Si je vous ai fait quelque infidélité dimanche dernier, c’est qu’il m’est venu une lubie : aller saluer mon copain le Pacifique, histoire de ne plus penser au travail pendant une journée. Même si je n’étais pas sûre de réussir cette mission du premier coup, je me suis dit qu’il était temps de savoir comment prendre le bus pour sortir de la ville.
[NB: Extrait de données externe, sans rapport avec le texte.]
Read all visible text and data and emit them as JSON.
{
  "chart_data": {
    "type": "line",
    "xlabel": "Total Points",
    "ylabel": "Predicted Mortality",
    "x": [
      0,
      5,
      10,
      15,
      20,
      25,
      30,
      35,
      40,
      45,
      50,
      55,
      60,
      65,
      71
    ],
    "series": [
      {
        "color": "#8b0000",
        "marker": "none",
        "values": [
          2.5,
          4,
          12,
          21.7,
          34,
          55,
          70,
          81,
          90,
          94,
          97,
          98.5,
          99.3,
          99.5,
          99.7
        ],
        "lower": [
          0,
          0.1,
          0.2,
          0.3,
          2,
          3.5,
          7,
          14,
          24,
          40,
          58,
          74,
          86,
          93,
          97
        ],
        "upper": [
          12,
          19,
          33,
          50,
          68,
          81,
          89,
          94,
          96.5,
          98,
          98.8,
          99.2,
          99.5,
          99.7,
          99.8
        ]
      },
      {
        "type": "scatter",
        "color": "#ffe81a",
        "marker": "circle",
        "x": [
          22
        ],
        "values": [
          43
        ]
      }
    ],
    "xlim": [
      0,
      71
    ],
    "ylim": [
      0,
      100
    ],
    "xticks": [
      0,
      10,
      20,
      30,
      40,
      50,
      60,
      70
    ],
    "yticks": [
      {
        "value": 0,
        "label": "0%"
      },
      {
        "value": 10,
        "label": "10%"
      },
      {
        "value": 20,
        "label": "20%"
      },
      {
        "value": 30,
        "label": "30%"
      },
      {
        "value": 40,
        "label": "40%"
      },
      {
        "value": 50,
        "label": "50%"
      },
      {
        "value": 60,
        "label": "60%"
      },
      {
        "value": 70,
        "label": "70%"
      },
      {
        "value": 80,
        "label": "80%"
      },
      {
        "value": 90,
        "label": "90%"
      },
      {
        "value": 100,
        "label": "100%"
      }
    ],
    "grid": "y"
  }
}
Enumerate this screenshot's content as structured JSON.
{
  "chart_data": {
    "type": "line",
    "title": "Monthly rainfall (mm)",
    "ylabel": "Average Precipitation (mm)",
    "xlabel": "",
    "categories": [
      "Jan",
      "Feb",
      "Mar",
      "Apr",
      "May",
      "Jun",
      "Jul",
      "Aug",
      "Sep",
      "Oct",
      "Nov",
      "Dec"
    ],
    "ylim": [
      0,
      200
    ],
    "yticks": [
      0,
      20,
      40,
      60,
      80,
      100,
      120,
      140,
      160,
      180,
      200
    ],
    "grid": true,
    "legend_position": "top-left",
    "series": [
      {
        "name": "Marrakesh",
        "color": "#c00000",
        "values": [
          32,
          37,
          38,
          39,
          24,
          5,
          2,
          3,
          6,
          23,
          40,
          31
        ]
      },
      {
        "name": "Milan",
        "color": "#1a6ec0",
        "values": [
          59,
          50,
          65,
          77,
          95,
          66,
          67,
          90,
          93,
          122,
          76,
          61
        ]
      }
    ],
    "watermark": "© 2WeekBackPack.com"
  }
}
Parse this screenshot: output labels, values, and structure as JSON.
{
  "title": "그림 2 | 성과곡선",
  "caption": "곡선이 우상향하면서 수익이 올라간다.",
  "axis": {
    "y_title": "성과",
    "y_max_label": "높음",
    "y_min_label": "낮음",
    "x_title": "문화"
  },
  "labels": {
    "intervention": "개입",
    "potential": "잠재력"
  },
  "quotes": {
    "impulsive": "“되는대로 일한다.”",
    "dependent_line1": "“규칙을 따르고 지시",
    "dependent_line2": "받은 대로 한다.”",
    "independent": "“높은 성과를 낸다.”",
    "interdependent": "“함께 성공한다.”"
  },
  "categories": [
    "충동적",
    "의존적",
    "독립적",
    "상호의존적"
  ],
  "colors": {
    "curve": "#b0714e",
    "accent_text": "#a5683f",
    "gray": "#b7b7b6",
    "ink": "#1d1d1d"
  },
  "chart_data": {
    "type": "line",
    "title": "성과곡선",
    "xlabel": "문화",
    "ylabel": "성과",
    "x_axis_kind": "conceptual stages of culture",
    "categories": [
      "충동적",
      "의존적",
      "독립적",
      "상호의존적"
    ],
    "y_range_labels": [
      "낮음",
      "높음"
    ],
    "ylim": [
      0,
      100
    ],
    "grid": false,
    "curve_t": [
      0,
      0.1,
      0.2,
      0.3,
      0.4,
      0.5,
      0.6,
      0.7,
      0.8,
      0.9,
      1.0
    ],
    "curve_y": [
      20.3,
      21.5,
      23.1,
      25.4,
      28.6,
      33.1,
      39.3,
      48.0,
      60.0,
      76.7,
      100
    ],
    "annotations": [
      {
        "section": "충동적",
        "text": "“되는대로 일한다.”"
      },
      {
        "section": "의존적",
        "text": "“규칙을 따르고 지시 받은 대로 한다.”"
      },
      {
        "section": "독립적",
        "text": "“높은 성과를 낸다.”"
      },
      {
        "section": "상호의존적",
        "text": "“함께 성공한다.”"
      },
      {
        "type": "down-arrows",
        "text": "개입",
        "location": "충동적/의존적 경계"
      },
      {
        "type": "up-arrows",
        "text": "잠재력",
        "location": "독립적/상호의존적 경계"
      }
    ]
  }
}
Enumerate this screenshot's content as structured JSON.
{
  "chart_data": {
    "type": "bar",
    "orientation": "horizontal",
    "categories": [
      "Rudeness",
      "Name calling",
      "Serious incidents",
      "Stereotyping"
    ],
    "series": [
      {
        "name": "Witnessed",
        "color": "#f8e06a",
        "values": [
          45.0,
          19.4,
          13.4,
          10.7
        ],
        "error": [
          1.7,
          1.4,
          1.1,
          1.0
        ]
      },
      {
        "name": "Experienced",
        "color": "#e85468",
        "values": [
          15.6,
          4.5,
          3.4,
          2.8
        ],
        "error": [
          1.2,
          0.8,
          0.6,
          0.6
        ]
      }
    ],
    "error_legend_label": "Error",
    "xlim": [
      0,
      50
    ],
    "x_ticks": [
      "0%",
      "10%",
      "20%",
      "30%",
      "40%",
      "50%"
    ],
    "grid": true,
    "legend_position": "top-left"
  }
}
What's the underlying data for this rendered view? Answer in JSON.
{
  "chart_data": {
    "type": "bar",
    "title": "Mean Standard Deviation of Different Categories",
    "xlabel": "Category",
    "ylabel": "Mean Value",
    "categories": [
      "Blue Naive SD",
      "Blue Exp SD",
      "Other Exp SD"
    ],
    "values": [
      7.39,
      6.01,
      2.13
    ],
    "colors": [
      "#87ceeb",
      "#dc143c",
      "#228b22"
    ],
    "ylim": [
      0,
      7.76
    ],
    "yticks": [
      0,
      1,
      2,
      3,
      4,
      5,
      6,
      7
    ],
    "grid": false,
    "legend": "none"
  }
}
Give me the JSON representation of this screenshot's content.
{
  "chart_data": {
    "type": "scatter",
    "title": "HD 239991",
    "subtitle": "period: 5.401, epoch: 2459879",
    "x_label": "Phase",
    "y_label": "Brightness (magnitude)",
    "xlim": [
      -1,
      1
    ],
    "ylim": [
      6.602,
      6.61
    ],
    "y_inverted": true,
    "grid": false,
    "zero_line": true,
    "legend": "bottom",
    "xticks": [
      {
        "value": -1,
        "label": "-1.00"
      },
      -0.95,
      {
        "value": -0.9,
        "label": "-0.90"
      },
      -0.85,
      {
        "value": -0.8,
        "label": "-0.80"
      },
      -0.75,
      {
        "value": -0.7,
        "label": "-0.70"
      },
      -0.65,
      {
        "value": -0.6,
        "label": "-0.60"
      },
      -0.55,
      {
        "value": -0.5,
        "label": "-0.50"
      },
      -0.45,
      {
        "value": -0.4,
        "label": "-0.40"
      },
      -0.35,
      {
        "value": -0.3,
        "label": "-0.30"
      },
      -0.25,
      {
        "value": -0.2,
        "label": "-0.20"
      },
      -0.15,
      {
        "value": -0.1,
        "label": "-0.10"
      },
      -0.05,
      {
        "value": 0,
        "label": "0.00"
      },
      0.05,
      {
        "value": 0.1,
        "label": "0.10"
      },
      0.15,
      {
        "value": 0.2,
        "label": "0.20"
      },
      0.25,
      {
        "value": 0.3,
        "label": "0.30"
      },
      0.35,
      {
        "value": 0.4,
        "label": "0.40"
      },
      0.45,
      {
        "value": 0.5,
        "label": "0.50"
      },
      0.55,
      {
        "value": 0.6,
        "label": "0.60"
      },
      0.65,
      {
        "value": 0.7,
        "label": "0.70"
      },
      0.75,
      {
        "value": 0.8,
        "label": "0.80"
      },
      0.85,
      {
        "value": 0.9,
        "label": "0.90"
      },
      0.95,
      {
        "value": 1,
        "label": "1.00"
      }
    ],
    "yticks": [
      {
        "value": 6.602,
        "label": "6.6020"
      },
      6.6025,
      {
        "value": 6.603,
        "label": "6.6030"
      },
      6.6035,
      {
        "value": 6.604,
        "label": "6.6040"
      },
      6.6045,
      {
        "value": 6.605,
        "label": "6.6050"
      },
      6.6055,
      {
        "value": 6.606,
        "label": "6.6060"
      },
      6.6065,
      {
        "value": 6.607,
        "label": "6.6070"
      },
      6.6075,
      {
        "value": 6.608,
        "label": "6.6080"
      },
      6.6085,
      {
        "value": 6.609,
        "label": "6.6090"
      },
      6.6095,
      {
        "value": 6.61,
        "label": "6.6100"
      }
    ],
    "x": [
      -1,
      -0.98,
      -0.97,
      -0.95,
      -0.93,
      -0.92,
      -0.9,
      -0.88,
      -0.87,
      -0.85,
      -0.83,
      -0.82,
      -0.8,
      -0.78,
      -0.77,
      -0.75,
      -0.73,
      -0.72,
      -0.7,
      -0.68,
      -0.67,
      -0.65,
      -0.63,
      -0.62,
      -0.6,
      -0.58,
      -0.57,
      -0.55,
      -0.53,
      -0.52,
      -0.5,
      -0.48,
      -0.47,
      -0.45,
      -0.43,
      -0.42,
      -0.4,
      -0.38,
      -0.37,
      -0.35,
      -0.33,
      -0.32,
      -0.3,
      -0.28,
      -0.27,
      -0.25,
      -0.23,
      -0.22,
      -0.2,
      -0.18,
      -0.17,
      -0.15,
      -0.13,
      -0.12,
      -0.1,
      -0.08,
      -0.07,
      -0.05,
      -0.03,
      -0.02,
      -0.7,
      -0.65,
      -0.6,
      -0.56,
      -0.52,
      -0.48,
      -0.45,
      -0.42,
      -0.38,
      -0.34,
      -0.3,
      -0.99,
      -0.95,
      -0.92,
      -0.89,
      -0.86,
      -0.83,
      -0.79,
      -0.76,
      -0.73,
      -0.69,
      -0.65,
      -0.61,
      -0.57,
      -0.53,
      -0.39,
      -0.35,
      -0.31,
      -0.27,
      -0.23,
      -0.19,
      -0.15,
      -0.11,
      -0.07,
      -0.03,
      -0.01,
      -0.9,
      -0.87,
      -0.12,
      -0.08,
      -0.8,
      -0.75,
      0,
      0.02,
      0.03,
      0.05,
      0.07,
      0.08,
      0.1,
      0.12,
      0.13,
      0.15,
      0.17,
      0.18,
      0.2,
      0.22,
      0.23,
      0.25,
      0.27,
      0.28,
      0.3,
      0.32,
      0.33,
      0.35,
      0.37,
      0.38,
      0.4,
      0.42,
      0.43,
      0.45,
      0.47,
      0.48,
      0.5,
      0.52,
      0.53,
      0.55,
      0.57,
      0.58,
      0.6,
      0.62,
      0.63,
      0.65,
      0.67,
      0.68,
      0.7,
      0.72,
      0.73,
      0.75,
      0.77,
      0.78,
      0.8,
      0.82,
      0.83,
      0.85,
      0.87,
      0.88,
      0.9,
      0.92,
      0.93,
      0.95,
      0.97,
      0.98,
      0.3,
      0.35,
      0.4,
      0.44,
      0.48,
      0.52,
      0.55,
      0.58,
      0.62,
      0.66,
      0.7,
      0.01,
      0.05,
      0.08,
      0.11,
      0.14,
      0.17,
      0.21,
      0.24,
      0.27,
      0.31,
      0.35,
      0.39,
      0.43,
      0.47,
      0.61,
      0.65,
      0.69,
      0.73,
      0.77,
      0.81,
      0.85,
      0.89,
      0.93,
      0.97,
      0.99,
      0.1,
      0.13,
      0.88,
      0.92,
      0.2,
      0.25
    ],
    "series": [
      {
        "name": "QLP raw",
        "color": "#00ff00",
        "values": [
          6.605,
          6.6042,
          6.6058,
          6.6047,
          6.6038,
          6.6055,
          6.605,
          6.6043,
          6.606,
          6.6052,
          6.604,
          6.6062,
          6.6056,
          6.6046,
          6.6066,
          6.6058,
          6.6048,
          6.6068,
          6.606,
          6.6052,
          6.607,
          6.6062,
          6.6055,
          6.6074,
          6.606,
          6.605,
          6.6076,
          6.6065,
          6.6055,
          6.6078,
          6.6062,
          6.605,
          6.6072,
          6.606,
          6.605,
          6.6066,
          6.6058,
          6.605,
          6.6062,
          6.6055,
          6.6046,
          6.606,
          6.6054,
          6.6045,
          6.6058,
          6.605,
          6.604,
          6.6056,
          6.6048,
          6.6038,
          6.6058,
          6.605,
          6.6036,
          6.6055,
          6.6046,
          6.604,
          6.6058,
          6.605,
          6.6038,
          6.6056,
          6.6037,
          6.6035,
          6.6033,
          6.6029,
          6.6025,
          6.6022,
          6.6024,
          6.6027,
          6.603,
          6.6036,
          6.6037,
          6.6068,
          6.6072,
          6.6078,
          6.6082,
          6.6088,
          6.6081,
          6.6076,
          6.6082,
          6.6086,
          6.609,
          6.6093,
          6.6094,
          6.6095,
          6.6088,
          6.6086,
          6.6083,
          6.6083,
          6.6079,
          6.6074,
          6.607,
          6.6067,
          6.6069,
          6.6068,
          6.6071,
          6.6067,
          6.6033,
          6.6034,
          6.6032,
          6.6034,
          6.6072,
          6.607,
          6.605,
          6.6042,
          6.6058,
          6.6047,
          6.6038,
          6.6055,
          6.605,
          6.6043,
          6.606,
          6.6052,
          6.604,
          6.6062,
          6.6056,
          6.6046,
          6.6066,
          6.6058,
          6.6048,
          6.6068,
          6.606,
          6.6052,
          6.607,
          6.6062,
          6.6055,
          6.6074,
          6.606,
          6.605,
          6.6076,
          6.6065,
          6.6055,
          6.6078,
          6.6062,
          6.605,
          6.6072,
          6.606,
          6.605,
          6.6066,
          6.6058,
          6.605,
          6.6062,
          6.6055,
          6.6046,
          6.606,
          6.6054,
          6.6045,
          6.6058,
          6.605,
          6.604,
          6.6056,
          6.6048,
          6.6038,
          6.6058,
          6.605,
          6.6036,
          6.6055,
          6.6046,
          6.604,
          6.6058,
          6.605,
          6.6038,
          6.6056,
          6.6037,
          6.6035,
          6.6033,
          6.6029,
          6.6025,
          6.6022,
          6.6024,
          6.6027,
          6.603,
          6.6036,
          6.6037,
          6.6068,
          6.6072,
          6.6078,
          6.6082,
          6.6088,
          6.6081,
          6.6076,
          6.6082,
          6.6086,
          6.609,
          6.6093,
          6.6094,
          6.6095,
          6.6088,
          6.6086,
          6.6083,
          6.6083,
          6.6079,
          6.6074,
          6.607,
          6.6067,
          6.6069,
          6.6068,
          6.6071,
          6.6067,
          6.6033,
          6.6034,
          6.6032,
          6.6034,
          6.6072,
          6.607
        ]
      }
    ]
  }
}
Bingo, j’ai mon ticket de bus cinq minutes avant l’heure du départ. À peine plus de deux heures plus tard, je contemplais les rouleaux de ce vieil ami et lui adressais ce petit message :

« Ah mon cher ami Pacifique,

Je t’ai enfin retrouvé ! Que tu sois canadien, américain, mexicain, péruvien, colombien ou costaricien, quel bonheur de respirer ce souffle de liberté. Certes ma visite ne durera que quelques heures, pourtant je ne regrette en rien cette décision impulsive et je sais désormais comment arriver jusqu’à toi. Ton eau est si chaude qu’on se croirait dans une baignoire, mais l’écume sur tes eaux pas du tout pacifiques ramène vite à la réalité de ta puissance… »

Si je n’y suis pas retournée ce week-end, malgré la tentation, c’est parce que tant de gens avaient eu la même idée que moi et le retour a duré plus de quatre heures, alors on attendra les vacances.